Писатель покинул Новочеркасск с последними отступавшими казаками и остался верен себе до смертного часа. И родина не отпустила его от себя, навсегда приютила его тело в кубанских степях.
Опубликованные в полуистлевших донских газетах и журналах 1918-1919 годов свидетельства Крюкова с мест  сражений   -  суть его искреннейшие приношения на могилу неизвестного солдата той войны:  Тимоши ли, Игната, или других простых русских юношей с Дона, по которым  Фёдор Дмитриевич особенно горевал. То были «последние лепестки, самые ароматные, нежные и прекрасные». Времени, чтобы развернуть образ казака-повстанца до масштабов эпического героя, Крюкову отпущено не было.
***
Имя Крюкова связывают с потаённым в «Тихом Доне». Но ведь это миф! Есть ли что-либо реальное под сказочной оболочкой этого мифа?
Многие люди, начиная с конца 1920-х годов, желали видеть автором эпопеи кого угодно, только не  Шолохова. Солженицын подхватил – и тоже пожелал увидеть исходным, начальным автором Крюкова.

Солженицын как пишет? - что про «Тихий Дон» услышал школьником в Ростове-на-Дону, где рос, учился. И слухи о подменном авторстве - будто бы Шолохов нашёл и использовал рукопись или дневник убитого казачьего офицера, гулявшие по Ростову в тридцатые годы, - не минули его ушей. Прочитать роман ему довелось позже, будучи курсантом артиллерийского училища в Костроме, когда он был настроен реалистично:  «Шолохов – действительно хороший, очень милый русский писатель, этак на уровне Лескова», - написал молодой человек в дневнике и навсегда сохранил в отношении к роману повышенный тонус восприятия. А точку зрения на авторство менял: Шолохова - на Крюкова, Крюкова - на Громославского.
…После публикации «Ивана Денисовича» в «Новом мире» в 1962  году,  недавний политссыльный и узник ГУЛАГа был допущен  в круг советских авторов. Познакомился на встрече в Кремле с Шолоховым. 
В «Телёнке» передано:
«-Земляки? – улыбался он под малыми усиками, растерянный, и указывая путь сближения.
- Донцы! Подтвердил я холодно и несколько угрожающе».
Угрожающе? Но ведь и Солженицын искал путь сближения.
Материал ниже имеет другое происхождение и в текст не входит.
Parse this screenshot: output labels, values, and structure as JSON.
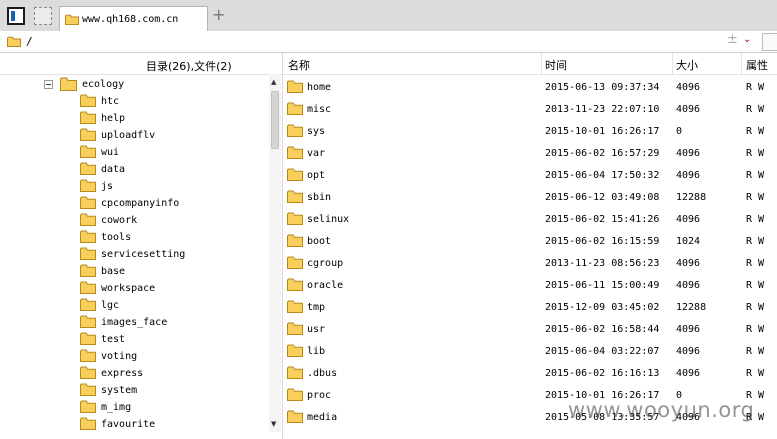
{
  "tab": {
    "title": "www.qh168.com.cn",
    "add": "+"
  },
  "address": {
    "path": "/",
    "plus": "±",
    "dropdown": "⌄"
  },
  "tree": {
    "header": "目录(26),文件(2)",
    "root": "ecology",
    "items": [
      "htc",
      "help",
      "uploadflv",
      "wui",
      "data",
      "js",
      "cpcompanyinfo",
      "cowork",
      "tools",
      "servicesetting",
      "base",
      "workspace",
      "lgc",
      "images_face",
      "test",
      "voting",
      "express",
      "system",
      "m_img",
      "favourite"
    ]
  },
  "list": {
    "columns": {
      "name": "名称",
      "time": "时间",
      "size": "大小",
      "attr": "属性"
    },
    "rows": [
      {
        "name": "home",
        "time": "2015-06-13 09:37:34",
        "size": "4096",
        "attr": "R W"
      },
      {
        "name": "misc",
        "time": "2013-11-23 22:07:10",
        "size": "4096",
        "attr": "R W"
      },
      {
        "name": "sys",
        "time": "2015-10-01 16:26:17",
        "size": "0",
        "attr": "R W"
      },
      {
        "name": "var",
        "time": "2015-06-02 16:57:29",
        "size": "4096",
        "attr": "R W"
      },
      {
        "name": "opt",
        "time": "2015-06-04 17:50:32",
        "size": "4096",
        "attr": "R W"
      },
      {
        "name": "sbin",
        "time": "2015-06-12 03:49:08",
        "size": "12288",
        "attr": "R W"
      },
      {
        "name": "selinux",
        "time": "2015-06-02 15:41:26",
        "size": "4096",
        "attr": "R W"
      },
      {
        "name": "boot",
        "time": "2015-06-02 16:15:59",
        "size": "1024",
        "attr": "R W"
      },
      {
        "name": "cgroup",
        "time": "2013-11-23 08:56:23",
        "size": "4096",
        "attr": "R W"
      },
      {
        "name": "oracle",
        "time": "2015-06-11 15:00:49",
        "size": "4096",
        "attr": "R W"
      },
      {
        "name": "tmp",
        "time": "2015-12-09 03:45:02",
        "size": "12288",
        "attr": "R W"
      },
      {
        "name": "usr",
        "time": "2015-06-02 16:58:44",
        "size": "4096",
        "attr": "R W"
      },
      {
        "name": "lib",
        "time": "2015-06-04 03:22:07",
        "size": "4096",
        "attr": "R W"
      },
      {
        "name": ".dbus",
        "time": "2015-06-02 16:16:13",
        "size": "4096",
        "attr": "R W"
      },
      {
        "name": "proc",
        "time": "2015-10-01 16:26:17",
        "size": "0",
        "attr": "R W"
      },
      {
        "name": "media",
        "time": "2015-05-08 13:35:57",
        "size": "4096",
        "attr": "R W"
      }
    ]
  },
  "watermark": "www.wooyun.org",
  "icons": {
    "folder": "folder-icon",
    "collapse": "collapse-icon",
    "panel": "panel-toggle-icon"
  },
  "colors": {
    "folder_fill": "#f7cf5a",
    "folder_stroke": "#b88a1b",
    "accent": "#1a5fb4"
  }
}
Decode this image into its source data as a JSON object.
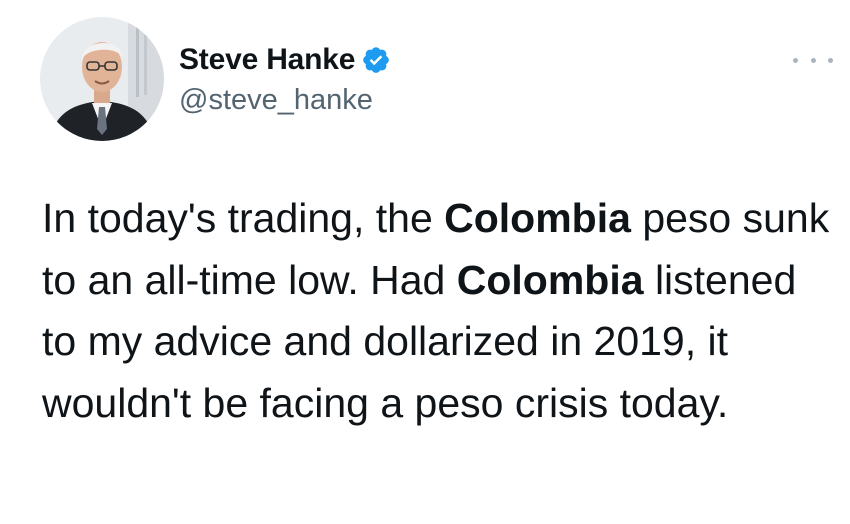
{
  "author": {
    "display_name": "Steve Hanke",
    "handle": "@steve_hanke",
    "verified": true,
    "avatar_icon": "avatar-photo"
  },
  "menu": {
    "icon": "more-options-icon"
  },
  "tweet": {
    "segments": [
      {
        "text": "In today's trading, the ",
        "bold": false
      },
      {
        "text": "Colombia",
        "bold": true
      },
      {
        "text": " peso sunk to an all-time low.  Had ",
        "bold": false
      },
      {
        "text": "Colombia",
        "bold": true
      },
      {
        "text": " listened to my advice and dollarized in 2019, it wouldn't be facing a peso crisis today.",
        "bold": false
      }
    ]
  },
  "colors": {
    "text": "#0f1419",
    "secondary": "#536471",
    "verified_badge": "#1d9bf0"
  }
}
Открещивался от советчины, а Шолохова миновать не мог, «Тихий Дон» не позволял.  Телеграфировал Шолохову вскоре:
«Я очень сожалею, что вся обстановка встречи 17 декабря, совершенно для меня необычная, и то обстоятельство, что как раз перед тем я был представлен Никите Сергеевичу, - помешали мне выразить Вам тогда мое неизменное чувство, как высоко я ценю автора бессмертного «Тихого Дона».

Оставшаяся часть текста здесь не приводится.